In [2]:
import re

# **Review of Regex Symbols**

This chapter covered a lot of notation, so here’s a quick review of what
was learnt:

• The ? matches zero or one of the preceding group.

• The * matches zero or more of the preceding group.

• The + matches one or more of the preceding group.

• The {n} matches exactly n of the preceding group.

• The {n,} matches n or more of the preceding group.

• The {,m} matches 0 to m of the preceding group.

• The {n,m} matches at least n and at most m of the preceding group.

• {n,m}? or *? or +? performs a nongreedy match of the preceding group.

• ^spam means the string must begin with spam.

• spam$ means the string must end with spam.

• The . matches any character, except newline characters.

• \d, \w, and \s match a digit, word, or space character, respectively.

• \D, \W, and \S match anything except a digit, word, or space character,
  respectively.

• [abc] matches any character between the brackets (such as a, b, or c). 

• [^abc] matches any character that isn’t between the brackets.

# **Case-Insensitive Matching**

Normally, regular expressions match text with the exact casing that is specified.

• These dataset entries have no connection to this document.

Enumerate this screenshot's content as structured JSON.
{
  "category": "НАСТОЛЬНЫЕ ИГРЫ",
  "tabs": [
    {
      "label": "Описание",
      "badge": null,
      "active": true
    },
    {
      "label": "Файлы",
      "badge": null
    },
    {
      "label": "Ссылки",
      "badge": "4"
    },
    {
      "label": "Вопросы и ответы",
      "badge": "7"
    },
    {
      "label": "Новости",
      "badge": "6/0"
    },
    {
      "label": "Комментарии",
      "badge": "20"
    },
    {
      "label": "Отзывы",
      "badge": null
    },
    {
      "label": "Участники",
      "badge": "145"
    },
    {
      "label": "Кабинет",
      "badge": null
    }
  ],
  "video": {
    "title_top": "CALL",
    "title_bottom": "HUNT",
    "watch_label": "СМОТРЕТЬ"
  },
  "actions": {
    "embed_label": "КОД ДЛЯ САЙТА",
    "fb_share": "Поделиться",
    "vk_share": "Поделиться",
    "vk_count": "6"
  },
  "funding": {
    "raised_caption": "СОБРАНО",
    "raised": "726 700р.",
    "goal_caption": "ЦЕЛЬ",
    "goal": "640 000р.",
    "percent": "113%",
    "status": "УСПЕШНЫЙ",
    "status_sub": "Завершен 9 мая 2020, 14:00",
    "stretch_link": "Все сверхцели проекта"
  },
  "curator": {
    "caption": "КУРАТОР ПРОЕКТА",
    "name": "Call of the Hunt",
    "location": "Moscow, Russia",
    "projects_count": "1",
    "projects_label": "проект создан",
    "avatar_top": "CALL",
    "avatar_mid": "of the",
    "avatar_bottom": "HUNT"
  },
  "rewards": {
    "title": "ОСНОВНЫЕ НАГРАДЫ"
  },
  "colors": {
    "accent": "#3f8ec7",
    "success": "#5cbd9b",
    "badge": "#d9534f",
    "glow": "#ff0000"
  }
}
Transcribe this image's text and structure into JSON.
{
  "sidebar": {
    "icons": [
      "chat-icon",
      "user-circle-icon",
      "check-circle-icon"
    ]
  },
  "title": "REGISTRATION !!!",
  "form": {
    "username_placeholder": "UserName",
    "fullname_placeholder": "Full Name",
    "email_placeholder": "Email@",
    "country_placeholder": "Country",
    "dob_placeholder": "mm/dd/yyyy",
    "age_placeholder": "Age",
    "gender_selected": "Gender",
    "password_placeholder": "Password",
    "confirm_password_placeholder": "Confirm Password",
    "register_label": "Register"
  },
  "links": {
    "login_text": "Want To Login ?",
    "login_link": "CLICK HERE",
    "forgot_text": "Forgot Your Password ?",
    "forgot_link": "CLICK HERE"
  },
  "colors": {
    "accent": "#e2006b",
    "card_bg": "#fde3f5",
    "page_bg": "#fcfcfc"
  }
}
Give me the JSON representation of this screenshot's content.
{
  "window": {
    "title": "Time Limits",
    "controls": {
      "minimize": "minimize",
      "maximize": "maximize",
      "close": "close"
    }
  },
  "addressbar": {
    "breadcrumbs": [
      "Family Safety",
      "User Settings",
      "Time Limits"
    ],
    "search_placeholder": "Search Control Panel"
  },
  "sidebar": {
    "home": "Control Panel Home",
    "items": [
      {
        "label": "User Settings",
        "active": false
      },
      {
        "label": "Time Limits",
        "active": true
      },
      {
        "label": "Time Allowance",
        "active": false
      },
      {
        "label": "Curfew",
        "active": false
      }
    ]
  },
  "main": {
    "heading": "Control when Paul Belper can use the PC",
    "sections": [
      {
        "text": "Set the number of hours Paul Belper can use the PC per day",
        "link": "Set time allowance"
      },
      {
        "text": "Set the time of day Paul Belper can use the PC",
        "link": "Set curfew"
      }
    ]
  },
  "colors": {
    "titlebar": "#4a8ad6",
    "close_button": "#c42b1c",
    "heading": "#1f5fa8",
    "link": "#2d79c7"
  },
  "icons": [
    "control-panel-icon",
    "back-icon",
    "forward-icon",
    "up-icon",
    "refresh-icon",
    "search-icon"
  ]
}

For example, the following regexes match completely different strings:

In [None]:
regex1 = re.compile('RoboCop')
regex2 = re.compile('ROBOCOP')
regex3 = re.compile('robOcop')
regex4 = re.compile('RobocOp')

To make the regex case-insensitive, re.IGNORECASE or re.I can be passed  as a second argument to re.compile().

Enter the following into the interactive shell:

In [None]:
robocop = re.compile(r'robocop', re.I)
robocop.search('Robocop is part man, part machine, all ROBOcop.').group()

'Robocop'

In [None]:
robocop.search('ROBOCOP protects the innocent.').group()

'ROBOCOP'

In [None]:
robocop.search('Al, why does your programming book talk about robocop so much?').group()

'robocop'

# **Substituting Strings with the sub() Method**
Regular expressions can not only find text patterns but can also substitute
new text in place of those patterns. 

The sub() method for Regex objects is passed two arguments. 

The first argument is a string to replace any matches.

The second is the string for the regular expression. 

The sub() method returns a string with the substitutions applied.

For example, enter the following into the interactive shell:

In [None]:
namesRegex = re.compile(r'Agent \w+')
namesRegex.sub('********', 'Agent Alice gave the secret documents to Agent Bob.')

To **censor** the names of the secret agents by showing just the first letters of their names. 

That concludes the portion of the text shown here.